Iain Balkwill, partner at Reed Smith, argues that securitisation is the answer to European NPL woes
The balance sheets of European banks are currently stocked with huge volumes of non-performing loans (NPLs), which have largely festered while the banks have channelled their efforts towards recapitalisation. As recently demonstrated by the European Banking Authority stress tests, balance sheets have largely been strengthened, which has precipitated a marked shift in focus towards deleveraging the banks through the off-loading of NPLs.

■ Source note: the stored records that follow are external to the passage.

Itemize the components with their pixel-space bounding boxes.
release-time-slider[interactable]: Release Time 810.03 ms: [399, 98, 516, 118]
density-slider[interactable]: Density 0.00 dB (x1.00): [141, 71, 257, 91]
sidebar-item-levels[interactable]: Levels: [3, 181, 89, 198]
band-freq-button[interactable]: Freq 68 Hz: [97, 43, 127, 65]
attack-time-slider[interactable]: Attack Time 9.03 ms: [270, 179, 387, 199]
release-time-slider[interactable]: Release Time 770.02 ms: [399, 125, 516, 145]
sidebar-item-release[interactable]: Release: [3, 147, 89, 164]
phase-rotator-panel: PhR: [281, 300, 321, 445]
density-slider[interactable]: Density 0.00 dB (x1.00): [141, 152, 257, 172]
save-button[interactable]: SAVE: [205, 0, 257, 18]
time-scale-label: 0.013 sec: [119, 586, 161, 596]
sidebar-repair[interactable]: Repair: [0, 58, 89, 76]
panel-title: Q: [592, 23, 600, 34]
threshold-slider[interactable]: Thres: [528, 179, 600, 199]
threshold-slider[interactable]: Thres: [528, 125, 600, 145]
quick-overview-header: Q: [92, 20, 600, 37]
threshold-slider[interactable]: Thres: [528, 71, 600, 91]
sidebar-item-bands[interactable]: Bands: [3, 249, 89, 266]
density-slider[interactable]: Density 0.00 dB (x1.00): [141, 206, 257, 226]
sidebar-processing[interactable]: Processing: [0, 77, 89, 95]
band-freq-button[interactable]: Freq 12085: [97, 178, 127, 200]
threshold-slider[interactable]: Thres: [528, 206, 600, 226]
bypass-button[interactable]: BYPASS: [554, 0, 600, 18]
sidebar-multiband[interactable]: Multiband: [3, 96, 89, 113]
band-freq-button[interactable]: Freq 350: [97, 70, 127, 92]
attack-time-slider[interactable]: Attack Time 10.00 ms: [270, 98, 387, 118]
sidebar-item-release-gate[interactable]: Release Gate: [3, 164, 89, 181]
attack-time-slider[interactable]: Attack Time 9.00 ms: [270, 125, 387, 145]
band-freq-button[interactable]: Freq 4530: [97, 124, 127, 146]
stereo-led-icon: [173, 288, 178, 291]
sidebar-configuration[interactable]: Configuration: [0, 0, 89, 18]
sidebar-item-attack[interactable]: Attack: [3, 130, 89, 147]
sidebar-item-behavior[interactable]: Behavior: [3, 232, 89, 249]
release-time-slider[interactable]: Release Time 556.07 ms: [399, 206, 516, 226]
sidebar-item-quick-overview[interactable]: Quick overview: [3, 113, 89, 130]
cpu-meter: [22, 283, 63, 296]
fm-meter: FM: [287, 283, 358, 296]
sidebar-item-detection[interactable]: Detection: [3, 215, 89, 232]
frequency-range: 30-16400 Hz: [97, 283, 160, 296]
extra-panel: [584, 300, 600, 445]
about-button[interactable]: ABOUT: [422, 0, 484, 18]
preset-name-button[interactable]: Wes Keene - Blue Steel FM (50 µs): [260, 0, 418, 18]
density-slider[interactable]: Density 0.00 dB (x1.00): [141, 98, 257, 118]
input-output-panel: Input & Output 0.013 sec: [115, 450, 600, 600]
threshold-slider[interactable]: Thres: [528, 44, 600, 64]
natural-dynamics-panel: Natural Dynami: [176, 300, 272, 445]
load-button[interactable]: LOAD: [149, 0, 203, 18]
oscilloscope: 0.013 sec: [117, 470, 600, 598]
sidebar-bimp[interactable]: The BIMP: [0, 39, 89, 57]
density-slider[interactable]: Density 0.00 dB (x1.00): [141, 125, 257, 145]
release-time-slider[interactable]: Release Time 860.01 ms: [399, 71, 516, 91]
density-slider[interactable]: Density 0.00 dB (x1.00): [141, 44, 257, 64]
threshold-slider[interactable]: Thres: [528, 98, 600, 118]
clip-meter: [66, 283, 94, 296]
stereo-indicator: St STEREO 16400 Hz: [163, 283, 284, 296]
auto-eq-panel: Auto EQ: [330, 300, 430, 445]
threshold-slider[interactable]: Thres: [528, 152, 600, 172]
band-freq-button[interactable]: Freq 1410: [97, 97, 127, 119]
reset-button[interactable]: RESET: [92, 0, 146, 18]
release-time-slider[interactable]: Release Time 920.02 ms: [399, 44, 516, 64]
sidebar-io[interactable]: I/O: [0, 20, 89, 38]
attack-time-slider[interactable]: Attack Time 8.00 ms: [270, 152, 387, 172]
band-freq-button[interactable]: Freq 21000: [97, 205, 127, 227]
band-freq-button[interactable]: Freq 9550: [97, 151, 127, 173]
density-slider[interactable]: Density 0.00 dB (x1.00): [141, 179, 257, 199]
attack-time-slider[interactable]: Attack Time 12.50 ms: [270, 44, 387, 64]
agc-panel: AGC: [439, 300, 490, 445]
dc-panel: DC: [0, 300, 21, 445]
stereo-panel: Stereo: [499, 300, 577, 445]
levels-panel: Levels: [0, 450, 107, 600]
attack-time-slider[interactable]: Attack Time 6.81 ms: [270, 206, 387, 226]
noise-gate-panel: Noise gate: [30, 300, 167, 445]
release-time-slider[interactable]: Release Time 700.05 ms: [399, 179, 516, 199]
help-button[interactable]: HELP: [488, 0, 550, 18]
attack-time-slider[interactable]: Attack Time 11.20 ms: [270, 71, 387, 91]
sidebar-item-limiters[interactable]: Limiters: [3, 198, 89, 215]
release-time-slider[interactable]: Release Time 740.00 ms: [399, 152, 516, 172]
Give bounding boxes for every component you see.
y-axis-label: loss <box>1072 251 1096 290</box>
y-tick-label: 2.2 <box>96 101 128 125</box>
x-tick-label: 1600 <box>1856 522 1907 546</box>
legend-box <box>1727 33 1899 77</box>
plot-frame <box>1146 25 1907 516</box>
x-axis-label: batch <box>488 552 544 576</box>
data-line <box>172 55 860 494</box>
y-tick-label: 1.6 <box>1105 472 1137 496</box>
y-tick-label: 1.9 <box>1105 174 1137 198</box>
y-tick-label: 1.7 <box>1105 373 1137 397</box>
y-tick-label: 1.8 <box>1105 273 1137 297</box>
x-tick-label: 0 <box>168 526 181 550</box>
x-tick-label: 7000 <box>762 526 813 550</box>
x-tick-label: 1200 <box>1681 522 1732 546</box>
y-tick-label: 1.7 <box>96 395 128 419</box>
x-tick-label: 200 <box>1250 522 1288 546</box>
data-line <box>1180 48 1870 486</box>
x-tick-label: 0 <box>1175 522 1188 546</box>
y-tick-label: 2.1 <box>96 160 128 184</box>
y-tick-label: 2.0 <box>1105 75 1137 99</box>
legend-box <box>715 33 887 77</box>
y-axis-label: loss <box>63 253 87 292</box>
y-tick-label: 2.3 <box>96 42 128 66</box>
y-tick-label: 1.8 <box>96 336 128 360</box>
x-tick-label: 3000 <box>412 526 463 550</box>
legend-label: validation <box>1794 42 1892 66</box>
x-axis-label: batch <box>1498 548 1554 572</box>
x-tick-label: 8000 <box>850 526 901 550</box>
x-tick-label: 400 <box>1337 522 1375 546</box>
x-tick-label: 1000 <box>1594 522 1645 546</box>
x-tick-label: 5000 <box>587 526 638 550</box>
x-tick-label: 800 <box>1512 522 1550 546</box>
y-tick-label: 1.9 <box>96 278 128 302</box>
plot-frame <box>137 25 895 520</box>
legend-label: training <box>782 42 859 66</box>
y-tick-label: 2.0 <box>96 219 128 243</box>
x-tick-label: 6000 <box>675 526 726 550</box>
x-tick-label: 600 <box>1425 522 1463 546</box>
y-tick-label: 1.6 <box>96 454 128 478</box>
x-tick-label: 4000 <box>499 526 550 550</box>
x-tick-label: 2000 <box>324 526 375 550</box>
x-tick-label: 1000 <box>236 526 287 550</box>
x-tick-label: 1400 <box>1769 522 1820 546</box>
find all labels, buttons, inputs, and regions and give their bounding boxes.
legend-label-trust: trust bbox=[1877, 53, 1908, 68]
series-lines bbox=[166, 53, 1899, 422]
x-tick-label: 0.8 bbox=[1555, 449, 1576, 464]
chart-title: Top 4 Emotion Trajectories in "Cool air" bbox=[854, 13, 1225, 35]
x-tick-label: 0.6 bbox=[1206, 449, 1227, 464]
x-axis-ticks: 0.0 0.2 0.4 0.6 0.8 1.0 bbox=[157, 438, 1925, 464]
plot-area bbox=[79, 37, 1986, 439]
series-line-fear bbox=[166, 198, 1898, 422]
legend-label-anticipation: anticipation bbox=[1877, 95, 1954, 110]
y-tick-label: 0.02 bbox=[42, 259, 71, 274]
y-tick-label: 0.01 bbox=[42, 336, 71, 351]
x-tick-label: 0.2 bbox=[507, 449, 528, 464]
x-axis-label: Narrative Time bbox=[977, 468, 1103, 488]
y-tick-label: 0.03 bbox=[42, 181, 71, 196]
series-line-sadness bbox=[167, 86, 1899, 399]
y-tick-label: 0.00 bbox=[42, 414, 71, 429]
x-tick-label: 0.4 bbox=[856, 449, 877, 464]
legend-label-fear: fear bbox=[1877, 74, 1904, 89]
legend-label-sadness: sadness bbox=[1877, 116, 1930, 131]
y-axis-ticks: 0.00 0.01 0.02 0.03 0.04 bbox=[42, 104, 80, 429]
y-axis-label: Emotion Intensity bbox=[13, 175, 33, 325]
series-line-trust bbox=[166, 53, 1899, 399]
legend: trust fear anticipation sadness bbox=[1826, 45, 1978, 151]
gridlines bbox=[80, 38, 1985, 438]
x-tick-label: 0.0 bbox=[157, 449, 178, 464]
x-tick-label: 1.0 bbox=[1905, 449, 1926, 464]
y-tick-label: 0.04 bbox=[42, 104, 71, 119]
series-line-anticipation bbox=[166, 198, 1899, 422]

To date, the deleveraging process has ranged from single loan sales to the disposal of mega pan-European NPL portfolios. While such disposals have played an integral role in providing a mechanism through which the European banks have been able to de-lever, they have nevertheless proven to be challenging and time-consuming to implement. It is also fair to note that with the exception of a small number of jumbo deals, the size of the majority of NPL portfolio transactions can be considered small relative to the sheer volume of NPLs that banks desperately need to shed.
To capitalise on the NPL opportunity, over recent years Europe has seen a marked increase in the formation and expansion of funds that specialise in the investment of distressed debt (NPL investors). Noting the significant volume of NPLs that are yet to be off-loaded by the European banks, the need for this to take place in a timely manner as well as the continued need for NPL investors to obtain leverage to meet the levels of return demanded by their investors, now would appear an opportune time for European banks to catalyse the deleveraging process by embracing the deployment of securitisation technology as a mechanism to off-load jumbo-size NPL portfolios.
Although there are a myriad of different types of securitisation structure that could be used, a simple structure is likely to involve the establishment of an SPV that would acquire an NPL portfolio partly funded by the issuances of tranched notes (NPL bonds). The remainder of the purchase price will be provided by the NPL investor, which could take the form of either a straight equity contribution, a subordinated loan or the structuring and purchase of a deeply subordinated NPL bond.
In many respects, the European market is neatly poised to embrace this technology and on the face of it, the emergence of NPL bonds would seem to be highly desirable. For an investor in NPLs, it would increase the source and volume of funds available to finance their NPL acquisitions. For the securitisation investors, structures such as this will not only enable them to invest at a level that satisfies their risk and return appetite, but these types of transactions would also give them the volume, yield and variety of paper that their investment portfolios so require.
Despite the clear benefits of NPL bonds and the existence of the capital markets technology required to create such a product, to date there has been limited use of securitisation structures. This could be attributable to the unfavourable regulatory environment that has created a number of challenges and uncertainties for investors and arrangers of securitisations alike. Equally, there could be a simple reluctance to embrace these structures, given the innate complexities of this financial engineering and the stigma attached to securitisation that continues to subsist following the onset of the global financial crisis.
Regardless of these reservations, the tides do, however, seem to be changing and it is becoming increasingly clearer in many quarters that securitisation in some form could have an integral role to play in the European bank deleveraging process. A prime example of this can be found in Italy, where the Italian legislature has devised a state guaranteed securitisation structure to circumvent issues with applying state aid to address the NPL issue. Similarly in Greece and Spain, recent legislation has been introduced that would seem to encourage the application of securitisation technology to off-load NPLs.
The widespread deployment of securitisation is considered by many to be one of the key factors that brought about the global financial crisis. Indeed, for a number of years, any mention of securitisation was regarded as a dirty word and at one point this technology was destined to face certain extinction.
Nine years on though, securitisation is certainly not extinct and is, in fact, experiencing a renaissance - as shown by the European Commission's proposal that simple, standardised and transparent securitisation is one of the building blocks of a European capital markets union. Although only time will tell what role securitisation will have as a financing tool more generally, one thing that is certain is that this technology has the latent potential to play an integral role in off-loading jumbo-sized NPL portfolios from the balance sheets of European banks. For that reason alone, if European banks choose not to at least consider embracing this technology, then they do so at their peril!